Editorial
J Mol Biol & Mol Imaging. 2016; 3(1): 1028.
Imaging AD Pathology and What can be Concluded
Eva Žerovnik1,2,3*
¹Department of Biochemistry and Molecular and Structural Biology, Jožef Stefan Institute, Slovenia
²Jožef Stefan International Postgraduate School, Slovenia
³CipKeBip - Center of Excellence for Integrated Approaches in Chemistry and Biology of Proteins, Slovenia
*Corresponding author: Eva Žerovnik, Department of Biochemistry and Molecular and Structural Biology, Jožef Stefan Institute, Jožef Stefan International Postgraduate School, Slovenia
Received: November 29, 2016; Accepted: December 05, 2016; Published: December 07, 2016
Editorial
The correlation between Alzheimer´s disease (AD) and the occurrence of extracellular amyloid-β (Aβ) plaques remains controversial, however, it is agreed that the plaques are not beneficial for brain’s health [1]. To observe protein aggregation pathology in AD brains several imaging methods have been used, among them positron electron tomography (PET) and multiproton imaging. By PET studies using [18F]2-fluoro-2-deoxyglucose (FDG) a well-defined pattern of glucose hypometabolism in Alzheimer’s disease (AD) was shown [2]. Multiphoton in vivo imaging of transgenic mouse models of AD enabled researches to follow pathological aggregation of proteins and the subsequent neuropil neurodegeneration and recovery after therapeutic interventions. It has been concluded that synapse loss, rather than Aβ plaques or tau made neurofibrillary tangles seems more predictive for cognitive decline in AD brain [3].

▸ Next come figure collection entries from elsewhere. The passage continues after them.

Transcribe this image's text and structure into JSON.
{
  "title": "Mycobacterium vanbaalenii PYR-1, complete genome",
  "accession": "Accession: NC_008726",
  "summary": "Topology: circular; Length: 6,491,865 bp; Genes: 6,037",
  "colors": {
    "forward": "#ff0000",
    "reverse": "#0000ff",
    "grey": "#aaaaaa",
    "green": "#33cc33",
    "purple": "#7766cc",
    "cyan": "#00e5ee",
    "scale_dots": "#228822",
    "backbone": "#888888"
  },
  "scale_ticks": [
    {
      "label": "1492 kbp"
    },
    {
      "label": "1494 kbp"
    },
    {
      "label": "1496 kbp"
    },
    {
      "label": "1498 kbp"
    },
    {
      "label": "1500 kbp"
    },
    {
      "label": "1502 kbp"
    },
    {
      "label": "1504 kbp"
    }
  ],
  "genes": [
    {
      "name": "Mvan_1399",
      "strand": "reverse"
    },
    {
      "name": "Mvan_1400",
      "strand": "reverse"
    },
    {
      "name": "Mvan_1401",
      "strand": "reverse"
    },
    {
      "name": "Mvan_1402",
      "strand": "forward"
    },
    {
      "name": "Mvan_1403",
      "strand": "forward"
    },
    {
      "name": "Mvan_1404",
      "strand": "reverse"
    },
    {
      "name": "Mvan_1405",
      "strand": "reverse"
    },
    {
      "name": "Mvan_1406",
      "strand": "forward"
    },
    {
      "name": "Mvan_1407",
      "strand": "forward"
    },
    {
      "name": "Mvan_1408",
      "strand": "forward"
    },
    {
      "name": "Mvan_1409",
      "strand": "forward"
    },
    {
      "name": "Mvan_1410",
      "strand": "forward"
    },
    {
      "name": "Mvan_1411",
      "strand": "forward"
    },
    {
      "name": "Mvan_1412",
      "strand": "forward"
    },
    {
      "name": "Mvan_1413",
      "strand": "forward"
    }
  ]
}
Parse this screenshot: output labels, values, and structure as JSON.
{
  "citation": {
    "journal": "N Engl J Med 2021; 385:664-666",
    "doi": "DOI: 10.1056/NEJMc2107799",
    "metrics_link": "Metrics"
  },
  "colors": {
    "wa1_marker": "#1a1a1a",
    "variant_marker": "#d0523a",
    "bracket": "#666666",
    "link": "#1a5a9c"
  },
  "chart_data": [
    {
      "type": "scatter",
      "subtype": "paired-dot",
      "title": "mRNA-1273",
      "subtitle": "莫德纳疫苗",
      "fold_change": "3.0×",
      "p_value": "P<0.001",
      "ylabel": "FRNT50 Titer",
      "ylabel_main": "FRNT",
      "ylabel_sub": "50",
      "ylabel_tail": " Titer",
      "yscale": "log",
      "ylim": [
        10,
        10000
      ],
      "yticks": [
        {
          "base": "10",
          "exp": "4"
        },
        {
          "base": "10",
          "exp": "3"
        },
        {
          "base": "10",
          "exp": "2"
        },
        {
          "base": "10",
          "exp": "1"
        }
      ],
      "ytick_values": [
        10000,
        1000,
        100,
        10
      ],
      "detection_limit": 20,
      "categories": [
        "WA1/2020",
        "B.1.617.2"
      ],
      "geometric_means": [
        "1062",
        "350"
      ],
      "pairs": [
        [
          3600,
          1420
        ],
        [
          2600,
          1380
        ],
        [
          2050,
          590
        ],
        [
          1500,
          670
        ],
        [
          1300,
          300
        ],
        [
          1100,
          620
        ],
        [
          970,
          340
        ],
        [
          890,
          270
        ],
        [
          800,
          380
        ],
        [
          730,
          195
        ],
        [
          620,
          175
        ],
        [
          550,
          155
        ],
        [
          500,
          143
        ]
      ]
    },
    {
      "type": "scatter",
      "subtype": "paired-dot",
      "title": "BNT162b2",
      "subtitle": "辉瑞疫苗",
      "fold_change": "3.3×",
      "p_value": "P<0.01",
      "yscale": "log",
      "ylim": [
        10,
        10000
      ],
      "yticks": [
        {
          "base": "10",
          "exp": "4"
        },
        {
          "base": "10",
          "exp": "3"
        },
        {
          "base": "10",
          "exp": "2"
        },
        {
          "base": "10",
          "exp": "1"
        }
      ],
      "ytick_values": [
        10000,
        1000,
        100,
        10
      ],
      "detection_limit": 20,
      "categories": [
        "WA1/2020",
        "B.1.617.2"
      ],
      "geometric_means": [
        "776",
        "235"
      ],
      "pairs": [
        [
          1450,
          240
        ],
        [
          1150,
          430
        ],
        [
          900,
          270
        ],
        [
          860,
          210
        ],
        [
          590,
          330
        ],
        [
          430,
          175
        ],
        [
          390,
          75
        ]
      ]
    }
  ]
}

To further enlighten this issue, high-Resolution 3D Reconstruction (HR-3D) volumetric imaging was applied [4] comparing Tg19959, wild-type, and Tg19959-YFP mice models of AD as a function of age. Thioflavin S staining and antibodies against Aβ, and other structural and synaptic neuronal proteins were applied to show fibrillar deposits and other pathological features. The volumetric imaging of hippocampus of the AD transgenic mice showed intraneuronal onset of Aβ42 fibrillization within cell bodies, neurites, and synapses before plaque formation. Early fibrillar Aβ could be observed within synaptic compartments. Fibrillar Aβ aggregates could be seen piercing the cell membrane. These data support the notion that Aβ fibrillization leads to disruption of cytoarchitecture and degeneration of spines and neuritis [4].
Recently, not only Aβ aggregates but also hyperphosphoryllated tau aggregates prevention by targeting a critical kinase, has been shown as a way forward towards therapy of AD (paper in Science Reports (Site-specific phosphorylation of tau inhibits amyloid-β toxicity in Alzheimer’s mice: by Ittner a et al.)
So, it is likely that both these proteins (Aβ and tau) aggregation should be targeted to stop disease progression.
References
- Glenner GG, Wong CW, Quaranta V & Eanes ED. The amyloid deposits in Alzheimer’s disease: their nature and pathogenesis. Appl Pathol. 1984; 2: 357-369.
- Carbonell F, et al. beta-Amyloid is associated with aberrant metabolic connectivity in subjects with mild cognitive impairment. J Cerebr Blood F Met. 2014; 34: 1169-1179.
- Kopeikina KJ, et al. Synaptic alterations in the rTg4510 mouse model of tauopathy. J Comp Neurol. 2013; 521: 1334-1353.
- Capetillo-Zarate E, et al. High-Resolution 3D Reconstruction Reveals Intra- Synaptic Amyloid Fibrils. American Journal of Pathology. 2011; 179: 2551- 2558.